Jaspers et l`Europe - Les mardis de la philo

Conférence 6 : R. Char ou le sens d’une force solaire
Tout est pulsion de vie, donc de résistance, dans un monde en guerre. Mais la vie est noueuse comme
un pied de vigne, et la comprendre exige qu’on la suive dans le texte à lire et à dé-lire.
Texte 1
« Dépendance de l’adieu »
A ton tour d’entrer en éruption
Tablier du forgeron ciel charnel de ma sombre enfance
Tandis que vous glissez sur la pente du ventre
Pour mieux vous perdre dans la gerbe
Yeux vous êtes les éclaireurs médiums du néant
Grandeur en sommeil sur la plaie ouverte
Peau il a fallu fouiller votre riche sous-sol
Sans briser ton corps immigrant ô pesanteur ô favorite
Sociables communicants
Nous sommes entrés dans l’écart
Limon secouru nuit guérie
Apprenti de la combustion
Sans palpiter l’oubli nouveau baisé
(Fileront quelque hautes berges de sang fossile
Pour dominer nos jeunes mœurs)
Patiente et tendre équilibrée
Biens des peuples silencieux
Poussière tu m’émeus aux larmes.
(Dehors la nuit est gouvernée)
Texte 2
« Biens égaux »
Je suis épris de ce morceau tendre de campagne, de son accoudoir de solitude au bord duquel
les orages viennent se dénouer avec docilité, au mât duquel un visage perdu, par instant
s’éclaire et me regagne […] Moi qui jouis du privilège de sentir tout ensemble accablement et
confiance, défection et courage, je n’ai retenu personne sinon l’angle fusant d’une Rencontre.

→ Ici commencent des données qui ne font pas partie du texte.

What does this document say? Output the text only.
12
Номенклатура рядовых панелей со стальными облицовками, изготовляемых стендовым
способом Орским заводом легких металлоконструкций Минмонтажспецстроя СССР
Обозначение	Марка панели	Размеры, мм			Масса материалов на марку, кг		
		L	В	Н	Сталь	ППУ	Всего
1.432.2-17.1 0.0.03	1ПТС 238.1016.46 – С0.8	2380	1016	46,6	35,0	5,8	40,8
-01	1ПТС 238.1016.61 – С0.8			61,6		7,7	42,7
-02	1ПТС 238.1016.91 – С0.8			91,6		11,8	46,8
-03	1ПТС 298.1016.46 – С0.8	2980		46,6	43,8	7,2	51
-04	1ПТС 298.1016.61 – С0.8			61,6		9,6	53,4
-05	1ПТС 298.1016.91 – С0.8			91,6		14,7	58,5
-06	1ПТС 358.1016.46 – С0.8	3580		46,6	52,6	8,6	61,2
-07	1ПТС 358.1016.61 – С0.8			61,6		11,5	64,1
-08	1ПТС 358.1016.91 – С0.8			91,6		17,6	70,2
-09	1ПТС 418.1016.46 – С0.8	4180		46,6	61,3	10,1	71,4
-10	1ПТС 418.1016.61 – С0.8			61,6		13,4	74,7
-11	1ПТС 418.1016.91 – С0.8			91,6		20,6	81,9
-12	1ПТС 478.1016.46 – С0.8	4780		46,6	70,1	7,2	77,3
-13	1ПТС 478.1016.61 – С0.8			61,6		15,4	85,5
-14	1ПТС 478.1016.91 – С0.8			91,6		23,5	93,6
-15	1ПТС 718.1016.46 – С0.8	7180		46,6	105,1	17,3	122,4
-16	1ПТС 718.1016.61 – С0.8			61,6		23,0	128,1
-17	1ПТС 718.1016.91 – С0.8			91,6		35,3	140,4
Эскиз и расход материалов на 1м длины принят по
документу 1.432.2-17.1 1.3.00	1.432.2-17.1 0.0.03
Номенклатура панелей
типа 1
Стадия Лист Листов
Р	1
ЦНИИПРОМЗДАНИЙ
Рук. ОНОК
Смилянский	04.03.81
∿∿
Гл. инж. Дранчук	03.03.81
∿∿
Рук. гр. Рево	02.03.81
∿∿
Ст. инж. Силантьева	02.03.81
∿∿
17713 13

Sur une route de lavande et de vin, nous avons marché côte à côte dans un cadre enfantin de
poussière à gosier de ronces, l’un se sachant aimé de l’autre. Ce n’est pas un homme à tête de
fable que plus tard tu baisais derrière les brumes de ton lit constant. Te voici nue et entre
toutes la meilleure seulement aujourd’hui où tu franchis la sortie d’un hymne raboteux […]
(Le poème pulvérisé)
Texte 3
« Le météore du 13 août »
A la seconde où tu m’apparus, mon cœur eut tout le ciel pour l’éclairer. Il fut midi à mon
poème. Je sus que l’angoisse dormait.
(Le poème pulvérisé)
Texte 4
Aucun oiseau n’a le cœur de chanter dans un buisson de questions.
(Recherche de la base et du sommet)
Texte 5
« Maintien de la reine »
Il faut trembler pour grandir
Aujourd’hui mon peuple domine les murailles
Que le soleil m’a choisies pour berceau
Je destine je guide le couple enlacé du mot cœur
S’il découvrait que la terre s’est éteinte
Je le rassurerais en reine.
(Dehors la nuit est gouvernée)
Texte 6
« Dans la marche »
[…] Nous ne pouvons vivre que dans l’entrouvert, exactement sur la ligne hermétique de
partage de l’ombre et de la lumière. Mais nous sommes irrésistiblement jetés en avant. Toute
notre personne prête aide et vertige à cette poussée.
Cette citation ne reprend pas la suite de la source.